By Peter Ricci
Privately-owned housing starts in October rose 3.6 percent from September to an annual rate of 894,000, which is the highest rate since July 2008, according to new numbers from the U.S. Census Bureau.
That total was far above what analysts had predicted for housing starts, and it puts the homebuilding industry in an excellent position for both the new year and the spring homebuying season.
Housing Starts – Substantial Post-Boom Growth
October’s housing starts data is just the latest indicator of how far housing starts have traveled since collapsing during the housing downturn:
- Compared to October 2011, last month’s data represents a 41.9 percent increase.
- As with last month’s impressive data, the increase in housing starts was driven by the multifamily housing sector, which increased nearly 10 percent from September and has been on a tear for most of 2012, as this graph from Calculated Risk shows.

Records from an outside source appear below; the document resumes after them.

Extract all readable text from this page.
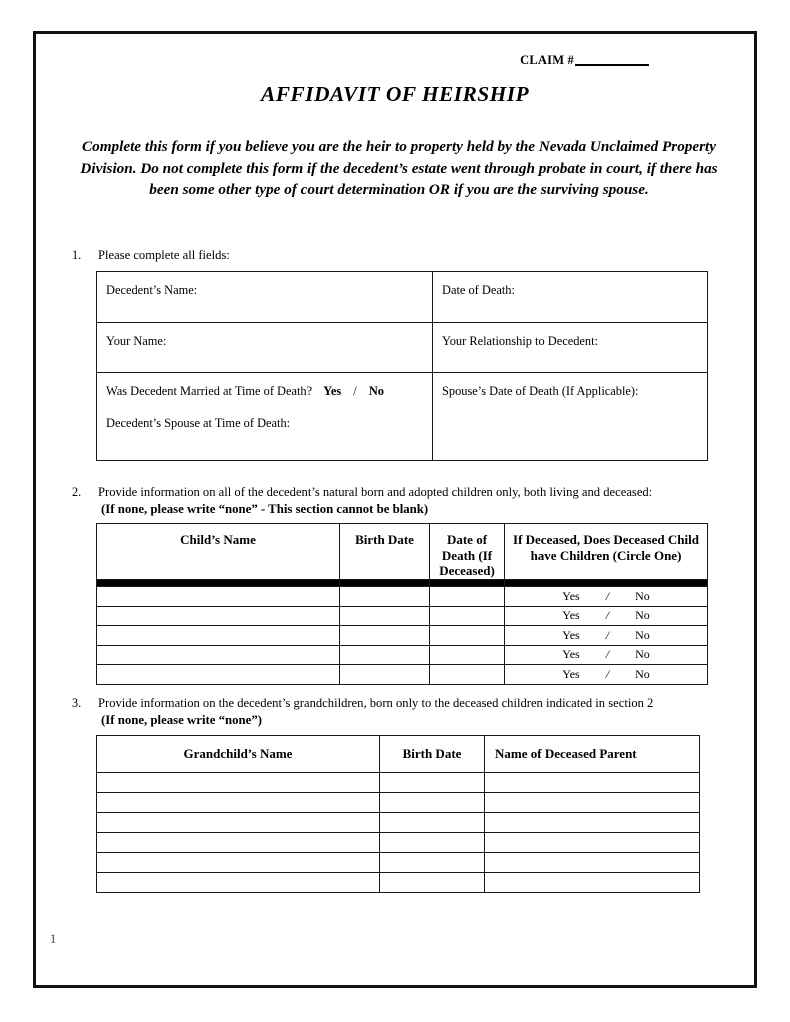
CLAIM #
AFFIDAVIT OF HEIRSHIP
Complete this form if you believe you are the heir to property held by the Nevada Unclaimed Property Division. Do not complete this form if the decedent’s estate went through probate in court, if there has been some other type of court determination OR if you are the surviving spouse.
1. Please complete all fields:
Decedent’s Name:	Date of Death:
Your Name:	Your Relationship to Decedent:
Was Decedent Married at Time of Death? Yes / No
Decedent’s Spouse at Time of Death:	Spouse’s Date of Death (If Applicable):
2. Provide information on all of the decedent’s natural born and adopted children only, both living and deceased:
(If none, please write “none” - This section cannot be blank)
Child’s Name	Birth Date	Date of Death (If Deceased)	If Deceased, Does Deceased Child have Children (Circle One)

			Yes / No
			Yes / No
			Yes / No
			Yes / No
			Yes / No
3. Provide information on the decedent’s grandchildren, born only to the deceased children indicated in section 2
(If none, please write “none”)
Grandchild’s Name	Birth Date	Name of Deceased Parent

1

- Additional computations from Calculated Risk show that housing starts are now on pace to increase 25 percent from 2011, and single-family housing starts are also expected to increase by more than 20 percent.
- Overall, housing starts have increased by 87 percent from their bottom, and single-family housing starts are up 70 percent from the bottom. And as Bill McBride wrote on Calculated Risk, even with its gains, 2012 will be the fourth lowest year of housing construction since the Census Bureau began collecting data in 1959 – which means we can count on more growth in the coming months and years.
Ralph De Martino, the president Ocean International Realty Miami Beach and a past president of the Miami Association of Realtors, said that he has definitely observed a heightened level of construction in Miami’s condo market.
“It’s evident that the players in the development arean have been jumping into the market,” Martino said, given the high demand from homebuyers (particularly foreign homebuyers) for Miami’s housing stock.
The high levels of development, Martino continued, have represented a sort of pendulum for Miami’s housing market; after there being no construction in the years following the downturn, all new-home opportunities dried out, and now that demand is so high, builders are sprinting to build new units.
“For years, the faucet was shut off,” he said.